Oil prices surged Wednesday following a new round of military strikes exchanged between the United States and Iran, representing the most significant flare-up in tensions since the two countries agreed to a ceasefire just last month. President Donald Trump declared that their memorandum of understanding was now “over.”
The U.S. launched strikes against Iranian targets on Tuesday in response to several oil tankers being struck by projectiles in the Strait of Hormuz over recent days. Iran responded with attacks on American military bases in the region.
Oil settled about 3% higher on Tuesday following the exchanges and after Washington announced it would revoke a sanctions waiver on Iranian oil, set to take effect July 17. By early Wednesday, Brent crude was trading above $78 per barrel following Trump’s comments about the MoU. Market analysts suggest traders may be unsettled, but many will likely interpret the situation as a temporary flare-up rather than a full-scale return to hostilities — and view the president’s statements as largely posturing.

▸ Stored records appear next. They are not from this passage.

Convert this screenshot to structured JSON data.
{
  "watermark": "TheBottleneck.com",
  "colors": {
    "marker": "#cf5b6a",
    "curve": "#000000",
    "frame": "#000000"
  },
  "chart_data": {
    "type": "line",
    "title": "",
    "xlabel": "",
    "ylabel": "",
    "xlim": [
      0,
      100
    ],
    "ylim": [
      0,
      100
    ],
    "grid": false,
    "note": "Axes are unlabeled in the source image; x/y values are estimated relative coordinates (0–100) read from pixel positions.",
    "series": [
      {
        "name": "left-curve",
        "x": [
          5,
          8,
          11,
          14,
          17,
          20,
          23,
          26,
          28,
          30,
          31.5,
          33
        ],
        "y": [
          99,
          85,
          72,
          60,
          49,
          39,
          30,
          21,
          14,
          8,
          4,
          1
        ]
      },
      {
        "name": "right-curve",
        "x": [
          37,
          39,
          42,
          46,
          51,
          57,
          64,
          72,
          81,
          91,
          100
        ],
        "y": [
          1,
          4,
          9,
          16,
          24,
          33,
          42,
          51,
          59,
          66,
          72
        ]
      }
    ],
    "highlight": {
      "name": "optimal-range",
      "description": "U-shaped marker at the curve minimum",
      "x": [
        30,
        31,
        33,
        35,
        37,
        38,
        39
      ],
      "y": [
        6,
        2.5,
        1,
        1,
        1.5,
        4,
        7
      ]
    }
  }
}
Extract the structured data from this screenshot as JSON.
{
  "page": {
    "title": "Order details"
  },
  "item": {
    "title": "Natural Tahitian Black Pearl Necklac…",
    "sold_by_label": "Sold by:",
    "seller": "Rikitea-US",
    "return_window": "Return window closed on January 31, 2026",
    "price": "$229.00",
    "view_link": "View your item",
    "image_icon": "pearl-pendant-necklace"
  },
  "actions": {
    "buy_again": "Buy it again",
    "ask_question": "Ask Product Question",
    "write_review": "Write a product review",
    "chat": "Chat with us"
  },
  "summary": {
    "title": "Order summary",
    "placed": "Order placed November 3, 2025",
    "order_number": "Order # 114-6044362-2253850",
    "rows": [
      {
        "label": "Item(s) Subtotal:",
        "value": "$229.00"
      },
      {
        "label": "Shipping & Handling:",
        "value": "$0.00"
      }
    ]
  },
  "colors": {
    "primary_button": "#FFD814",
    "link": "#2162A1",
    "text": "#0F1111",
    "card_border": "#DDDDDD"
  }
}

Adding to the turbulence, a selloff in semiconductor stocks continued on Tuesday. The SOX chip index dropped nearly 5%, while the Nasdaq fell more than 1%. Elon Musk’s SpaceX was swept up in the downturn as well, losing nearly 7% on its first day as a member of the Nasdaq 100 index.
In Asia on Wednesday, South Korean chipmakers Samsung and SK Hynix saw their shares close lower again, even though Samsung had reported impressive earnings results the day before. European markets opened in negative territory, and Wall Street futures were pointing sharply downward ahead of the opening bell.
South Korea’s chip-heavy KOSPI stock index dropped more than 5% on Wednesday, putting it roughly 20% below a record closing high set in late June — officially placing it in bear market territory. Despite this, the index remains up more than 70% for the year.
In currency markets, New Zealand’s dollar strengthened after that country’s central bank raised interest rates by a quarter-point to 2.5%, citing the need to fight inflation, with policymakers signaling further tightening is “likely to be required.”
The rate hike serves as a reminder of the persistent threat of inflation worldwide — a concern that is only intensified by the renewed uncertainty hanging over energy supplies in the Middle East. Bond prices declined broadly on Wednesday.
On the domestic monetary policy front, the Federal Reserve is set to release minutes from its June policy meeting Wednesday, which may offer additional insight into how policymakers are thinking about the economy. Those minutes were written before the recent developments in the Strait of Hormuz, underscoring how quickly economic conditions can shift.
Key events to watch Wednesday include the release of the Fed’s June meeting minutes, a U.S. 10-year note auction scheduled for 6 p.m. EDT, and the second day of the NATO summit taking place in Ankara, Turkey.